A report on issues with maternity care and infant deaths at Nottingham University Hospitals (NUH) NHS Trust is set to be released today.
The most extensive review of maternity services in the history of the NHS, led by senior midwife Donna Ockenden, was initiated following concerns raised by Sarah and Jack Hawkins after the stillbirth of their daughter, Harriet, at Nottingham City Hospital in April 2016.
Displeased with the hospital’s internal review that found no clear wrongdoing, the couple insisted on an external investigation, which in 2019 identified various deficiencies within the trust and determined that Harriet’s passing was likely preventable.
Over 2,500 families and 800 staff members have provided input to the review, with the General Medical Council (GMC) and Nursing and Midwifery Council (NMC) looking into allegations. The review is scheduled for publication at 11:45 am.
NUH has already paid substantial compensation and fines, including a record £1.6 million penalty in 2021 for maternity lapses resulting in the deaths of three infants.
Nottinghamshire Police launched a corporate manslaughter inquiry last year as part of a broader criminal probe into maternity failings at NUH, focusing on deficiencies at both Nottingham City Hospital and the Queen’s Medical Centre.
Recently, two individuals, aged 55 and 59, were arrested in connection with the mortuary practices at the trust. They were released on bail after being taken into custody on suspicion of misconduct in a public office.
The forthcoming Ockenden report will address suspected care deficiencies at the trust from 2012 to 2025, potentially prompting nationwide changes in care protocols.
In 2025, Nottingham University Hospitals NHS Trust faced a record fine for severe systemic shortcomings that endangered the lives of three infants and their mothers.
The trust’s record £1.6 million fine in 2021 followed the deaths of Adele O’Sullivan, Kahlani Rawson, and Quinn Parker. Additionally, the trust was fined £800,000 in 2023 over the death of Wynter Andrews, making it the first trust prosecuted more than once by the Care Quality Commission.

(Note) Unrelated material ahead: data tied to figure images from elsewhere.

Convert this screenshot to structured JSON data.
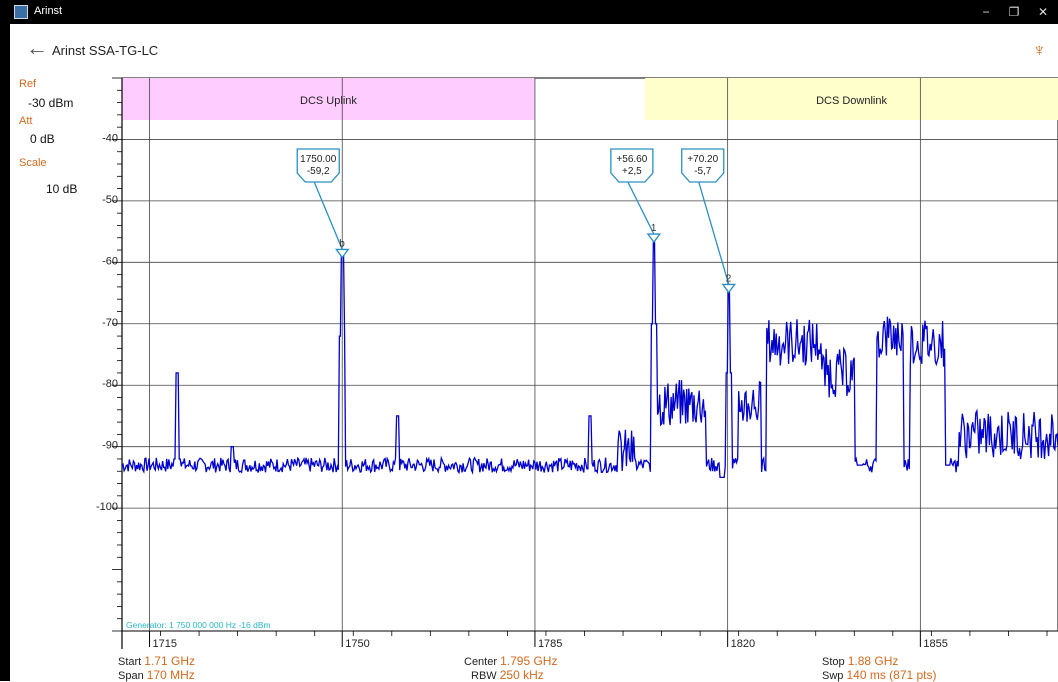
{
  "window": {
    "title": "Arinst",
    "minimize": "−",
    "maximize": "❐",
    "close": "✕"
  },
  "header": {
    "back_icon": "←",
    "device_name": "Arinst SSA-TG-LC",
    "usb_icon": "♆"
  },
  "settings": {
    "ref_label": "Ref",
    "ref_value": "-30 dBm",
    "att_label": "Att",
    "att_value": "0  dB",
    "scale_label": "Scale",
    "scale_value": "10  dB"
  },
  "colors": {
    "accent": "#d2691e",
    "trace": "#0000cc",
    "marker": "#2a8fc1",
    "uplink_band": "#ffccff",
    "downlink_band": "#ffffcc"
  },
  "chart_data": {
    "type": "line",
    "xlim": [
      1710,
      1880
    ],
    "ylim": [
      -120,
      -30
    ],
    "x_ticks": [
      1715,
      1750,
      1785,
      1820,
      1855
    ],
    "x_tick_labels": [
      "1715",
      "1750",
      "1785",
      "1820",
      "1855"
    ],
    "y_ticks": [
      -40,
      -50,
      -60,
      -70,
      -80,
      -90,
      -100
    ],
    "y_tick_labels": [
      "-40",
      "-50",
      "-60",
      "-70",
      "-80",
      "-90",
      "-100"
    ],
    "grid": true,
    "bands": [
      {
        "label": "DCS Uplink",
        "x_start": 1710,
        "x_end": 1785,
        "color": "#ffccff"
      },
      {
        "label": "DCS Downlink",
        "x_start": 1805,
        "x_end": 1880,
        "color": "#ffffcc"
      }
    ],
    "markers": [
      {
        "id": "b",
        "x": 1750.0,
        "y": -59.2,
        "line1": "1750.00",
        "line2": "-59,2"
      },
      {
        "id": "1",
        "x": 1806.6,
        "y": -56.7,
        "line1": "+56.60",
        "line2": "+2,5"
      },
      {
        "id": "2",
        "x": 1820.2,
        "y": -64.9,
        "line1": "+70.20",
        "line2": "-5,7"
      }
    ],
    "noise_floor": -93,
    "spikes": [
      [
        1720,
        -78
      ],
      [
        1730,
        -90
      ],
      [
        1750,
        -58
      ],
      [
        1760,
        -85
      ],
      [
        1795,
        -85
      ],
      [
        1806.6,
        -56
      ],
      [
        1820.2,
        -64
      ]
    ],
    "segments": [
      {
        "from": 1800,
        "to": 1803,
        "level": -91
      },
      {
        "from": 1806,
        "to": 1816,
        "level": -83
      },
      {
        "from": 1822,
        "to": 1826,
        "level": -83
      },
      {
        "from": 1827,
        "to": 1837,
        "level": -73
      },
      {
        "from": 1837,
        "to": 1843,
        "level": -78
      },
      {
        "from": 1847,
        "to": 1852,
        "level": -72
      },
      {
        "from": 1853,
        "to": 1860,
        "level": -73
      },
      {
        "from": 1862,
        "to": 1880,
        "level": -88
      }
    ],
    "dips": [
      [
        1819,
        -95
      ],
      [
        1844,
        -93
      ],
      [
        1860,
        -93
      ]
    ],
    "generator_text": "Generator:  1 750 000 000 Hz  -16 dBm"
  },
  "footer": {
    "start_label": "Start",
    "start_value": "1.71 GHz",
    "span_label": "Span",
    "span_value": "170 MHz",
    "center_label": "Center",
    "center_value": "1.795 GHz",
    "rbw_label": "RBW",
    "rbw_value": "250 kHz",
    "stop_label": "Stop",
    "stop_value": "1.88 GHz",
    "swp_label": "Swp",
    "swp_value": "140  ms (871 pts)"
  }
}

The failures at the trust, termed “serious and systemic,” exposed additional individuals, including Daniela O’Sullivan, Ellise Rawson, and Emmie Studencki, to substantial harm risks, as stated by District Judge Grace Leong.
Sarah and Jack Hawkins, both trust employees, experienced a tragic loss when their daughter Harriet was stillborn at NUH. Despite their repeated attempts to seek help, they were advised to stay home, leading to Harriet’s tragic demise.
Today marks a challenging day for numerous families embroiled in the largest maternity investigation in NHS history, shedding light on the avoidable harm inflicted on infants and mothers at NUH from 2012 to 2025.
Donna Ockenden, at the helm of the review, will present the findings to families at a central Nottingham location at 11:45 am, followed by the distribution of the report to families and media representatives.
The need for “systematic change” in maternity care has been emphasized by the Government’s maternity adviser ahead of the release of the review on Nottingham’s maternity care. Labour MP Michelle Welsh highlighted the urgency for substantial systemic changes to address the crisis.
Acknowledging the momentum for reform, Welsh stressed the necessity for bold governmental actions and meaningful policy changes to rectify the crisis rather than superficial adjustments.
It is crucial to rethink maternity care practices to prevent future tragedies and ensure the safety of mothers and infants.